Since I started studying 3D I have been following Rory Björkman, he is an amazing artist and I love his texture work on the car models he makes is impressive, so I wanted to give it a try. I used the base of the Dodge model for the main design and the rest was based on the movie. I did extensive research on abandoned cars to understand the materials and how the RV would look in the real world.





I used Maya for the model. I started by making model sheets of the design so I had accurate proportions, and then began modeling from there, trying to pay attention to everything from the larger shapes to the smaller details on the car. I used udims and after the UVs were done I started the texturing in Mari.

I made a tileable rust texture and applied it as a base. Then I added the colors of the RV on top and used a mask to uncover the rust, while trying to make it as accurate and believable as possible. For some other part like the lights I used pictures from real life and applied them using Mari. After finishing the base painting on Mari I moved on to substance and worked on the metal materials for V-Ray. This made it easier to see a preview of the material’s look before bringing the textures into Maya.




The main idea for the project was to make a 3D car integrated into real world footage, so I wanted to go into the forest and film there. I made the base in Marmoset to have a preview of what I wanted to film in real life but there were several complications, so I ended up filming in the city.


For the Marmoset scene I started making the base composition on Maya with all the assets that I already had. After this I imported everything into Marmoset where I plugged in all the textures. Because I had the textures and model ready I had more time to play with the lighting and overall mood of the scene.



All the trees were modeled in Maya, starting with a cylinder shape for the trunk and then start giving tree shape to it, and did the same for the branches in the lower part of the tree. For the leaves and upper branches I used planes with alpha textures. I used real life bark and leaf textures for the trees and worked on them using photoshop along with alphas for the leaves.




I used Mari as a base so I could have sufficient control over the textures, colors, and masks; then passed all the information into Substance so I could work on the metal material while having a preview on how the maps were going to look in the final result.

I searched for a lot of damaged cars and tried not to go to heavy on the damage so it would stay realistic.



One of my primary goals was to give a mysterious look to the scene and I ended up going for colors like blue and green.
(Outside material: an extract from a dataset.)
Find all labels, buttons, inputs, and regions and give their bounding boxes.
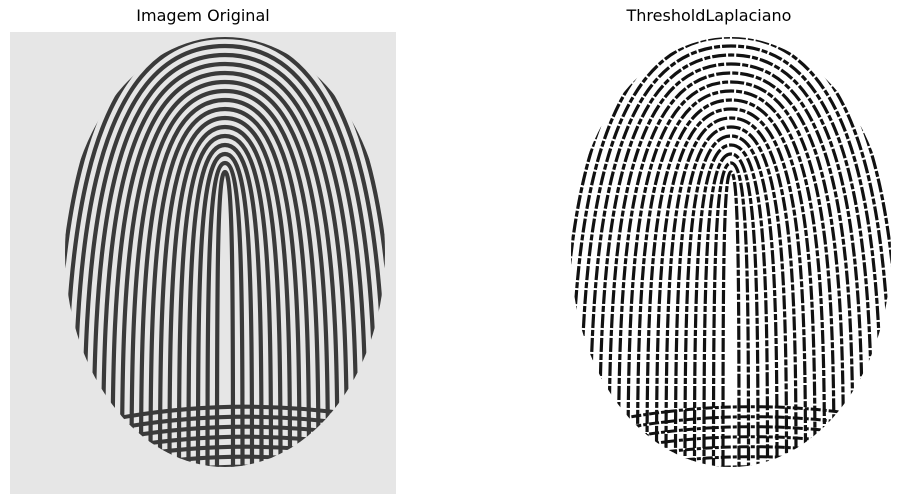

All the lighting was created in Marmoset using the forest skylight and some point and omni lights. I used a spotlight the create a rim light for the trees behind and another spotlight in the bottom of the RV.


Marmoset helped me to achieve a quick, amazing result; it was really easy to set up the scene and manipulate all the settings to get the result I was looking for. I was able to get a clear and explicit idea of what I was looking for in the project. It gives you a lot of options to play with, like emissive maps, alpha maps for the leaves and some post process options in the camera. It also has some useful tools to help the scene look more interesting, like the fog that really adds to the mood of the scene.


It took me a month and a half from start to finish, i.e. from design to video integration. The design and research took me about a week, modeling and texturing about 3 weeks, a week for the composition and another week for video integration. It was an interesting project to work on and a good experience with all the softwares I worked with.